Iconoclaste  qui se joue des conventions établies de l’art contemporain et court-circuite marchands d’art, galeristes en organisant lui même (avec cependant le soutien de la galerie Gagosian qui le représente) chez Sotheby’s en 2008 la vente de certaines de ses œuvres, nouvelles voire inédites tel The Golden Calf, une allégorie contemporaine du veau d’or, un taurillon partiellement recouvert d’or plongé dans le formaldéhyde dans la lignée de la série Natural History.


For the Love of God, 2008
The Fear of Death - Vanité aux Mouches, Memento Mori

Il revendique la toute puissance de l’artiste et la maîtrise de ses créations du point de genèse à la vente tout en admettant très frontalement qu’il y trouve un intérêt financier. Depuis, il a été révélé que son œuvre For the Love of God (réplique en platine pavée de diamant d’un crâne datant du XVIIIème siècle dans la série des vanités à laquelle appartient également une réplique du même crâne entièrement recouverte de mouches mortes intitulé the Fear of Death) vendu pour la somme astronomique de 75 millions d'euro avait été acheté par un consortium d’investisseurs qui comptent parmi ses membres la galerie Gagosian et l’artiste lui même. [Petit aparté, je trouve le crâne de platine recouvert de diamants bien plus choquant que celui aux mouches, qu'en pensez-vous?]

Zinc Sulfate, 2008

Point d’œuvres choquantes ou morbides pour l’exposition The Complete Spot Paintings, la controverse nait ici du travail en série, de la multiplication des œuvres jumelles jusqu’au point de saturation visuelle. C’est spectaculaire, ça donne le vertige et à défaut de pouvoir se rendre à la Tate Modern en avril, vous pourrez approcher la démesure et l’excentricité de cet artiste hors du commun.

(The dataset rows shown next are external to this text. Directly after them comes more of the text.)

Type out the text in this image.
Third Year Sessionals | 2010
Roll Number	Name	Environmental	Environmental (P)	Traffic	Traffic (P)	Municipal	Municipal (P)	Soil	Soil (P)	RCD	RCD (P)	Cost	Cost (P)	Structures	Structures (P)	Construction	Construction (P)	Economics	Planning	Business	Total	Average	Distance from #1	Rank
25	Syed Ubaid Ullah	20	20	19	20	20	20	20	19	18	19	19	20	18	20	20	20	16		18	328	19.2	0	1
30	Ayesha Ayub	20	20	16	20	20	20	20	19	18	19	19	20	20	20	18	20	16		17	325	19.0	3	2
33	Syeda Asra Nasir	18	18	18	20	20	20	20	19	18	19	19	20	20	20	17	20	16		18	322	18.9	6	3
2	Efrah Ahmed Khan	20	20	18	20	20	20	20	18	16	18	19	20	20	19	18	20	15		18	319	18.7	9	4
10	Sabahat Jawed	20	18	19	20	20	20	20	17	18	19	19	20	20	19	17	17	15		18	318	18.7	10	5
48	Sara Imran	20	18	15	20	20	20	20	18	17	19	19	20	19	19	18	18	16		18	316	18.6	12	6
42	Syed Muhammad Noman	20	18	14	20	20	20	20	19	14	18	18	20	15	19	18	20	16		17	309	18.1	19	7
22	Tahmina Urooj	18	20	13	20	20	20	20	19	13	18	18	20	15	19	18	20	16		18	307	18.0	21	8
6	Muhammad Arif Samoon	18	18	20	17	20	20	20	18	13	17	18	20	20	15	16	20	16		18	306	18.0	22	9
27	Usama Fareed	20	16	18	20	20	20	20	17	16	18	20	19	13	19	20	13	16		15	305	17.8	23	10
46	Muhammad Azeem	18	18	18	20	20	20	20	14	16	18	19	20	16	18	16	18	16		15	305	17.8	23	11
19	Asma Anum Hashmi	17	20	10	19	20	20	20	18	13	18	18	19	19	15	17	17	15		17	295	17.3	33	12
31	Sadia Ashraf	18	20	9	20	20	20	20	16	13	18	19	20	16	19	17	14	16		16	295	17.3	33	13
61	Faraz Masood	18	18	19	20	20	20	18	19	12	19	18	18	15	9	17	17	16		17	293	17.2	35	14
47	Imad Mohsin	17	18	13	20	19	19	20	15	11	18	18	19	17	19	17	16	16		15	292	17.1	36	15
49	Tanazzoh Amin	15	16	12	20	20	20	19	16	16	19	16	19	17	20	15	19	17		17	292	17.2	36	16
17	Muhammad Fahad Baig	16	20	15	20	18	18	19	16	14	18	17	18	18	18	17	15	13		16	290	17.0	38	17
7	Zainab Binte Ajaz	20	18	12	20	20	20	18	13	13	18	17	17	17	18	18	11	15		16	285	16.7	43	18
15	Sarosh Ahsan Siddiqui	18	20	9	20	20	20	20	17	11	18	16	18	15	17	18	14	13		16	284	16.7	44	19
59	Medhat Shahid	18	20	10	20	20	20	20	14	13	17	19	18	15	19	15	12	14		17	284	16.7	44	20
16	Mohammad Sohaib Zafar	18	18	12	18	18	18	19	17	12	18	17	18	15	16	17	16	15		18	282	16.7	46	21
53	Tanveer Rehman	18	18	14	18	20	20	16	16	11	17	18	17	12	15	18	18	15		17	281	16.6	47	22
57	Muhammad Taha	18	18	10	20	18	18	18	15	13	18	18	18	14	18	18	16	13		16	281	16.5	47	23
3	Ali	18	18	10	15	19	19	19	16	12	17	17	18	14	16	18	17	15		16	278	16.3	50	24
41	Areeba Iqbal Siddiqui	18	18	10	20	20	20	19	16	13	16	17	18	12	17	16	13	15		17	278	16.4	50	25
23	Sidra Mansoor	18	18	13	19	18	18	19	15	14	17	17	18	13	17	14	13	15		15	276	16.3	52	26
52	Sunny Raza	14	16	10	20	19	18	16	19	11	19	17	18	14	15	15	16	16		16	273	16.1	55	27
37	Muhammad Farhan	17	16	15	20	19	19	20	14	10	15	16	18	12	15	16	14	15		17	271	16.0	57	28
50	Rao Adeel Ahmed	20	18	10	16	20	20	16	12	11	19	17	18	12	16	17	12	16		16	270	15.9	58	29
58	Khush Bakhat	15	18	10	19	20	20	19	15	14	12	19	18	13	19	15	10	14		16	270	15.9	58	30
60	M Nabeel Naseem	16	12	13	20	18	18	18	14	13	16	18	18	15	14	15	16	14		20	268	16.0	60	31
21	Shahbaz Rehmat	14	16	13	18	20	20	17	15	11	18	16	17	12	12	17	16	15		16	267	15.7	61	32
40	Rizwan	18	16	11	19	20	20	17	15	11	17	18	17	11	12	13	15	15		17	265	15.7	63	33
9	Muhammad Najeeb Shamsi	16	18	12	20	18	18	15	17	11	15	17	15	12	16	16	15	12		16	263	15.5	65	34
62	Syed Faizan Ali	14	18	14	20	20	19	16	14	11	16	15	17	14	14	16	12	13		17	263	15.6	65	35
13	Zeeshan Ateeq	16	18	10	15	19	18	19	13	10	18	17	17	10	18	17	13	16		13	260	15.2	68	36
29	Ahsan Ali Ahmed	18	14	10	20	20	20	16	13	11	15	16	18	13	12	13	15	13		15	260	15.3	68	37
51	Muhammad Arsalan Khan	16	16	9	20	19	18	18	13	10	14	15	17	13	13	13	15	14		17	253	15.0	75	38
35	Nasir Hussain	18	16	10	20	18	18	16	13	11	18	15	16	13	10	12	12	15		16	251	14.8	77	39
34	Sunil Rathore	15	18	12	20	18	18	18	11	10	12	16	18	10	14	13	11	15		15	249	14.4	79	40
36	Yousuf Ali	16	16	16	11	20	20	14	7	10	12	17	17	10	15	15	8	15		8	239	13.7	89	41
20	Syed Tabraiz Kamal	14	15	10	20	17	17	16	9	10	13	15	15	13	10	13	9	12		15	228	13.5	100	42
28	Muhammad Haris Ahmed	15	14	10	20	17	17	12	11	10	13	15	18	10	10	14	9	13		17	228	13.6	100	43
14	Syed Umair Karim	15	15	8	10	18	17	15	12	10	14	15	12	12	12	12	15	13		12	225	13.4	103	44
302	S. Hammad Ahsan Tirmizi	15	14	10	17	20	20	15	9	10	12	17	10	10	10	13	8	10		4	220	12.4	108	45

Damien Hirst, The Complete Spot Paintings 1986-2011
Jusqu'au 17 mars 2012

Gagosian Gallery paris
4 rue de Ponthieu - Paris 8
Tél : 01 75 00 05 92
Horaires : du mardi au samedi de 11h à 19h

www.gagosian.com
www.damienhirst.com (under construction, on attend toujours donc…)
www.othercriteria.com

En cadeau bonus, quelques réactions savoureuses à l’exposition de Damien Hirst en 1995 à la Tate Gallery, dont un commentaire de l’artiste à la tronçonneuse.

‘It’s amazing what you can do with an E in A-Level art, a twisted imagination and a chainsaw.’
– Damien Hirst’s acceptance speech, 1995

‘How anyone can consider a stuffed cow as art must lie even beyond the most illiterate mind. I fear you have smeared the great name of Turner with this “waste of space”.’
– Letter from a member of the public to Tate, November 1995

‘My sixteen-year-old daughter was at The Tate two weeks ago, as part of her A-Level Art course, and having seen this particular exhibit, has suffered nightmares, poor sleeping and cannot eat beef as it makes her feel sick.’
– Letter from a member of the public to Tate, December 1995

‘It’s going to be Hirst … he has done more for British art than any artist of his generation. To pass him over would be like the Booker Prize’s failure to recognise Martin Amis.’